Polyurethane axially tensioned FLHs are used in this paper to analyze the sensitivity of FLHs with polyurethane heights of 8 mm and 4 mm. It is generalized that polyurethane height can be properly reduced to facilitate the improvement of an FLH’s sensitivity, which results in the gentler fluctuation of hydrophone frequency response and the flatter response. Nevertheless, the fiber laser may not be straightened if polyurethane height is insufficient, since polyurethane creates limited bonding for the fiber laser. This will undermine the consistency of amplitude and phase in an FLH. It is therefore planned to package fiber laser hydrophones with polyurethane filled to various heights, and determine the optimal filled height in forming towed arrays based on the test results.

5. Conclusions

In this paper, a model for the lateral vibration of bended beam under an elastic boundary is constructed for the actual structure of polyurethane packaging to further explore the low frequency anti-interference of an axially tensioned fiber laser hydrophone (FLH). Using the finite element method, we analyze the dynamic response of the polyurethane axially tensioned FLH at low frequencies. Moreover, a test is conducted to compare packaged FLHs in terms of frequency response, and verify the experimental results. The simulation and experimental results reveal that the flexible attachment at both ends of a fiber laser serves as a supporting spring to effectively attenuate the flexural vibration triggered by the fiber laser’s first-order natural frequency within the frequency range of 10~1000 Hz. Therefore, a flatter frequency response of FLH can be achieved.
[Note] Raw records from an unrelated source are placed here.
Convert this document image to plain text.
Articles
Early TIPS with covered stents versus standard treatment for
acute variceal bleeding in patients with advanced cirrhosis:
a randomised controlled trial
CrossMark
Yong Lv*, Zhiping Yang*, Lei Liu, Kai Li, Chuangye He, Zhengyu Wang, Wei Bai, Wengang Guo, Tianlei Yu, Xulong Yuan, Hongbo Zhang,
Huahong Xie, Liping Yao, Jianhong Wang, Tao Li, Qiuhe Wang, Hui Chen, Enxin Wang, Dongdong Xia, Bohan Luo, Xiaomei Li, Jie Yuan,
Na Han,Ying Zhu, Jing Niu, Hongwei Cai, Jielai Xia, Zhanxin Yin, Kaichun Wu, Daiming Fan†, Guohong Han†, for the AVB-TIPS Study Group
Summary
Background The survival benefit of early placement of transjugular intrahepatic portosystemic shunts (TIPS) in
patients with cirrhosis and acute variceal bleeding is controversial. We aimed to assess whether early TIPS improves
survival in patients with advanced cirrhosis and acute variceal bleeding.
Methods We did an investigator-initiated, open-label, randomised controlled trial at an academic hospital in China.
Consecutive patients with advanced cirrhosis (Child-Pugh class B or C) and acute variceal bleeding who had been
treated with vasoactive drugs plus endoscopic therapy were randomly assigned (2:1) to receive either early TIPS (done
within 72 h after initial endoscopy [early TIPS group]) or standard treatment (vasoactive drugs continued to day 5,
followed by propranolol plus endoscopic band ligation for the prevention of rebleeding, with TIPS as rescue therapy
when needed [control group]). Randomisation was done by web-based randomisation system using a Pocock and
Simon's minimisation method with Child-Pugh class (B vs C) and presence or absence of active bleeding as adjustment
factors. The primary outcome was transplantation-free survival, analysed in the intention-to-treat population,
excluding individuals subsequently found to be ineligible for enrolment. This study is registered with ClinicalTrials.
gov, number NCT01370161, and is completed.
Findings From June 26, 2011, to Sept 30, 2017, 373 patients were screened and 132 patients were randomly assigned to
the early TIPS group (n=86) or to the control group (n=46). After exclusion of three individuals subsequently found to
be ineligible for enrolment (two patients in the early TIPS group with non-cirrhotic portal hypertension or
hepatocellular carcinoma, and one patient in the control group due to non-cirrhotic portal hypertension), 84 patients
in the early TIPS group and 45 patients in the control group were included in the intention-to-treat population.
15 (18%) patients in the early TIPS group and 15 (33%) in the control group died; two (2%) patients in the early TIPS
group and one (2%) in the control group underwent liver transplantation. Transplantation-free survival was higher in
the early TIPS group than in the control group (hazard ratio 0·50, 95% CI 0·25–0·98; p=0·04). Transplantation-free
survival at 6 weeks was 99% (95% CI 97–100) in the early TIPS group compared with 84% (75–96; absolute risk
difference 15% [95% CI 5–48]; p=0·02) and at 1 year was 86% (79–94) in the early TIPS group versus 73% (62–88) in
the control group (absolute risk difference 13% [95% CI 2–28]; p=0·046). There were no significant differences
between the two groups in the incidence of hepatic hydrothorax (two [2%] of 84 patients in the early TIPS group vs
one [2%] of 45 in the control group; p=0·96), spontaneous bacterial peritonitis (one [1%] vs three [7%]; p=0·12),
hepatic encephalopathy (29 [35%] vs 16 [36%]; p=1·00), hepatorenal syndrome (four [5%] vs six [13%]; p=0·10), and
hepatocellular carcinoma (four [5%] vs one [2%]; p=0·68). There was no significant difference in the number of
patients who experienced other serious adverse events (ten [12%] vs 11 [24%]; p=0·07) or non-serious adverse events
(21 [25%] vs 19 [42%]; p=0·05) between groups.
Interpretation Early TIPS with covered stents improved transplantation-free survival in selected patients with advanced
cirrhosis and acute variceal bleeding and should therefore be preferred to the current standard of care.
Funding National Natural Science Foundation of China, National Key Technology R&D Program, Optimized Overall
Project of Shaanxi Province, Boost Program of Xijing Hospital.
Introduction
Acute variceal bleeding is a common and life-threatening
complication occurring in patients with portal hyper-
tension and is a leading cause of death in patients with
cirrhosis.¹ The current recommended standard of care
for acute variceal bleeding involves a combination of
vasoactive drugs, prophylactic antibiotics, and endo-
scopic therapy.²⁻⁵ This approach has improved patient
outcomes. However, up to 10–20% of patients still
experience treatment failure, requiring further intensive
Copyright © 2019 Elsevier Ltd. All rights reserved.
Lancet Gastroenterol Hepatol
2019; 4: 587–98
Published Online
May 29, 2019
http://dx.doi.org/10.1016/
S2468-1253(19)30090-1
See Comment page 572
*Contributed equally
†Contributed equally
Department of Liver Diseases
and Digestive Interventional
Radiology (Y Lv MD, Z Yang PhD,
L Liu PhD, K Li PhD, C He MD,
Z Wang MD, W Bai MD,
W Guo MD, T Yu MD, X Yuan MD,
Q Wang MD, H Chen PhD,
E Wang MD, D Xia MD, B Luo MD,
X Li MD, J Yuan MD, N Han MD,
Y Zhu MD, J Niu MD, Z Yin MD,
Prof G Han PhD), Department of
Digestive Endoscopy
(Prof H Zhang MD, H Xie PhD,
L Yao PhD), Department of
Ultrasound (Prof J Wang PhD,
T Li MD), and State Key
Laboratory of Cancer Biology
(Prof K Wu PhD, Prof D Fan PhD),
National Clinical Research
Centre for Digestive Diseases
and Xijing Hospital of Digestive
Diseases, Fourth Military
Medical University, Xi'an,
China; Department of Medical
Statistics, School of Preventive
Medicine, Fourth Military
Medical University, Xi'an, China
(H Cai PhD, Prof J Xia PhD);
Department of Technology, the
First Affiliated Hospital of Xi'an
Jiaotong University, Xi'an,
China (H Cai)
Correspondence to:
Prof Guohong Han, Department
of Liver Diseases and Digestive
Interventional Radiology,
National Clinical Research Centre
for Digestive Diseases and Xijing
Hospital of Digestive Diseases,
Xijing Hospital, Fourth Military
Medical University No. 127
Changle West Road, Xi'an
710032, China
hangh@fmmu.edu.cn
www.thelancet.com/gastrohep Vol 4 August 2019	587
In the theoretical model, spring stiffness determines the excitation of the fiber amplitude, and plays a key role in the fluctuation of an FLH’s frequency response.

In order to simultaneously address the high sensitivity and flat response of an axially tensioned fiber laser hydrophone, the flexural vibration of the fiber should therefore be inhibited at the time of axial sensitivity enhancement for the fiber laser. For this purpose, the flexible attachment at both ends can offer a potential option.